I continued watching the Nuggets throughout my youth — the ups, the downs, the lows, and the lowest of the lows. I religiously attended local college games at the University of Colorado as I was a ball-boy during lovable loser Joe Harrington’s last season and Ricardo Patton’s first. I saw first-hand the Chauncey Billups revolution. I was in the room when he declared his intentions to play in the NBA following his sophomore season at CU. I attended his senior banquet and had my picture taken with a barely 19 year old future NBA Superstar. I labored through terrible season after terrible season of basketball in both the college and professional ranks along the Front Range. I signed up to become a student manager at Colorado while Ricardo Patton was head coach but had to quit barely two weeks in because I didn’t like the feel of the program. I had intentions of getting into the business of basketball but never that way, under that coach, at that school, at that particular time. Somewhere along the way I lost touch with the game and gave up on my dream because the circumstances weren’t quite right.

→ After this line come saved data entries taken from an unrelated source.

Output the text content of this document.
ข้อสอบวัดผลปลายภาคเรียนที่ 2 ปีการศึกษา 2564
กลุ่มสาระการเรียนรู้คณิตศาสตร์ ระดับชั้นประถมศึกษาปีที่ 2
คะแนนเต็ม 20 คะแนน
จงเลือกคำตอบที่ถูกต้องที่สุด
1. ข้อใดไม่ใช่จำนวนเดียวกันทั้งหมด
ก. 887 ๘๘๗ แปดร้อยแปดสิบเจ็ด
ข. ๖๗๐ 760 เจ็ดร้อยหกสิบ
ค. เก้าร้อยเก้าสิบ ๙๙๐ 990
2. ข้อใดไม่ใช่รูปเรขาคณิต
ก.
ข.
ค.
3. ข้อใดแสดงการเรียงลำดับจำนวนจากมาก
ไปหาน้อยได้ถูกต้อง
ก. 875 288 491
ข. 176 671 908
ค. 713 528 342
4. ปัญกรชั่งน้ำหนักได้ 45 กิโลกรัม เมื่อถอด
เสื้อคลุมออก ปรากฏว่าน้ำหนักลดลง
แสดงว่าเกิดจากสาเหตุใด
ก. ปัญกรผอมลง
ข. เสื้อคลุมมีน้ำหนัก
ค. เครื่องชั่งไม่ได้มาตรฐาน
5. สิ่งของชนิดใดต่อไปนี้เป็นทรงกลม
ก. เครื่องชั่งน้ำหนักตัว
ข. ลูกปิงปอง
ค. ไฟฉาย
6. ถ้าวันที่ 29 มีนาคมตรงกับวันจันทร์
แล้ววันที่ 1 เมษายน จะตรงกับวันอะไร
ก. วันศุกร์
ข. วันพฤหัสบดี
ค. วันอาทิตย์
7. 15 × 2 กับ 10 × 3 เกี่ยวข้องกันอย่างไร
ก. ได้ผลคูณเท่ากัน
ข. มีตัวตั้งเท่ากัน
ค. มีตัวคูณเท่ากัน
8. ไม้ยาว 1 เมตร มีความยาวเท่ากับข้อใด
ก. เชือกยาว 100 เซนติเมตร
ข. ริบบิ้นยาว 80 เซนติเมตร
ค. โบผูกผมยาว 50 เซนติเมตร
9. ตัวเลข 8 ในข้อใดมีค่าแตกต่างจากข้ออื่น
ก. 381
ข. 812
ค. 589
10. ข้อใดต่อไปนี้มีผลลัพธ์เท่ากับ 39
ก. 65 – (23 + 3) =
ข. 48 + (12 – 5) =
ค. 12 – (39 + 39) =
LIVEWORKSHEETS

A few years ago I realized that circumstances are rarely perfect for anything we choose to do — be it marriage, starting a family, changing jobs, or rediscovering your dreams.

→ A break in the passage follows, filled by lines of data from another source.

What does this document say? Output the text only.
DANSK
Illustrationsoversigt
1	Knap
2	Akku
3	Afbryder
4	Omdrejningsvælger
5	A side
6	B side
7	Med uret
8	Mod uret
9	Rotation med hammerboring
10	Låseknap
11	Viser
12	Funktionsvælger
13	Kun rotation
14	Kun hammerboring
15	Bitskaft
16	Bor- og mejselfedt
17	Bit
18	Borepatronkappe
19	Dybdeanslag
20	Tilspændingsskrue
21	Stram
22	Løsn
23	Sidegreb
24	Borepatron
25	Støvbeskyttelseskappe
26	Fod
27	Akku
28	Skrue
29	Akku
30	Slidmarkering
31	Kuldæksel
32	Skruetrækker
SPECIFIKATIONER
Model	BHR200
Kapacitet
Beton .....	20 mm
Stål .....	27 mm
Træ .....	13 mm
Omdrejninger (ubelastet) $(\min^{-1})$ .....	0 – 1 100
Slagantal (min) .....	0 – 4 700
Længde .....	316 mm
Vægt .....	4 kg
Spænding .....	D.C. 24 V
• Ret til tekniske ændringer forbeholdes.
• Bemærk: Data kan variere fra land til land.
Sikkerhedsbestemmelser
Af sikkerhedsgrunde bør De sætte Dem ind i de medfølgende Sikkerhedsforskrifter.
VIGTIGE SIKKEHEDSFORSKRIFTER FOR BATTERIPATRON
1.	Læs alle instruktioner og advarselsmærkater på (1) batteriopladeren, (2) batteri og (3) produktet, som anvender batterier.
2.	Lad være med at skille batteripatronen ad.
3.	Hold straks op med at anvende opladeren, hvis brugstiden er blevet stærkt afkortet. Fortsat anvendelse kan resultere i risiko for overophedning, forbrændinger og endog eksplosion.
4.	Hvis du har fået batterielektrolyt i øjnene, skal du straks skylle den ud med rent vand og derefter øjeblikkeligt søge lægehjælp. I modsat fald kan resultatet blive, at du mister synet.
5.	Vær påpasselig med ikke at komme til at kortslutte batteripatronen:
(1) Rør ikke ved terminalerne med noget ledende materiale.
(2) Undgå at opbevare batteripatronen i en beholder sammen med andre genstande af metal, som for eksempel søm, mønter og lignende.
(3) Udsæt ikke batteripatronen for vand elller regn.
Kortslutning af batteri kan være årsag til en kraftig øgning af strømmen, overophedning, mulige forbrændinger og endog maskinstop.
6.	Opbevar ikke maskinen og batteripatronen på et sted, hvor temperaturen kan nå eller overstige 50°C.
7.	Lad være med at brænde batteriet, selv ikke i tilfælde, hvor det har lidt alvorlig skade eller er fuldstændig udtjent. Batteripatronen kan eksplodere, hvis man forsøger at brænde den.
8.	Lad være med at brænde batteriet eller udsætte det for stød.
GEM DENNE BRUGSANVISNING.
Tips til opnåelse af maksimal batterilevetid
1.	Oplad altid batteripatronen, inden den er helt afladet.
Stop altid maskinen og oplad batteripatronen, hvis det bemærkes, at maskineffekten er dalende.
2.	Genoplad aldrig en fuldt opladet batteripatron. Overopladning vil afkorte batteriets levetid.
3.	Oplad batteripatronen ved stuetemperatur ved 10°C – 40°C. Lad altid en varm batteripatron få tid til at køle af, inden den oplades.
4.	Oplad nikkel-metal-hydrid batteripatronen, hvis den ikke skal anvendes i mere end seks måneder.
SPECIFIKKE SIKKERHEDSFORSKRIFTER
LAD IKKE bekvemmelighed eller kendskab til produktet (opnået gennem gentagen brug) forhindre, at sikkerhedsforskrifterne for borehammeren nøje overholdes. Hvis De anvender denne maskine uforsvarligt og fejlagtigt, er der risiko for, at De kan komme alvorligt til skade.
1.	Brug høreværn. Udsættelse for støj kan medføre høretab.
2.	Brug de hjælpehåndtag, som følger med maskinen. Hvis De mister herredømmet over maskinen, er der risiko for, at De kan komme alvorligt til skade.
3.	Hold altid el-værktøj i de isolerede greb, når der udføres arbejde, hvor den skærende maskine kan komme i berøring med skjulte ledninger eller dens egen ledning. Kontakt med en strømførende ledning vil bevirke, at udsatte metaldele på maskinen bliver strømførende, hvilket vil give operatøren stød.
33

I spent hours trying to make a basket on a ten-foot hoop with a volleyball when I was six years-old. When I finally did, I had such a feeling of accomplishment — the first of very few I would have in my life. Until another kid came up and told me I was a joke for not doing it with a REAL basketball. It’s why I’ve come to appreciate the game so much. It was my only reserve when life sucked, which it indubitably did more often than not. I know how hard it is to become even moderately respectable while honing it as your primary craft. Years later, in a pursuit to defeat the teasing of kids and attempt to make friends for the first time, I once again spent hours upon hours upon hours honing a respectable jump-shot out of the ashes of a two-handed replica of Michael Adams’ famous stroke. I did. Kids stopped teasing. But I never had the self-esteem to play organized ball in high school — perpetually feeling out of my league.

I don’t come from much but plan to make my mark in more ways than one. I try to back up the things I say with careful thought, thorough examination of every side of an issue, and tangible proof. Sometimes I am successful in that pursuit. Other times I am not.

Often contrarian, I’ll be darned if a few detractors stray me from success. I see things in ways most others do not. I have always wanted to go to law school, though, that doesn’t seem like a feasible plan at the moment. I will definitely be pursuing an advanced degree because I want to become smarter than I am today and everyday afterwards.  This is my story. This is my dream. I aim to excel at all I do. That’s Smooth.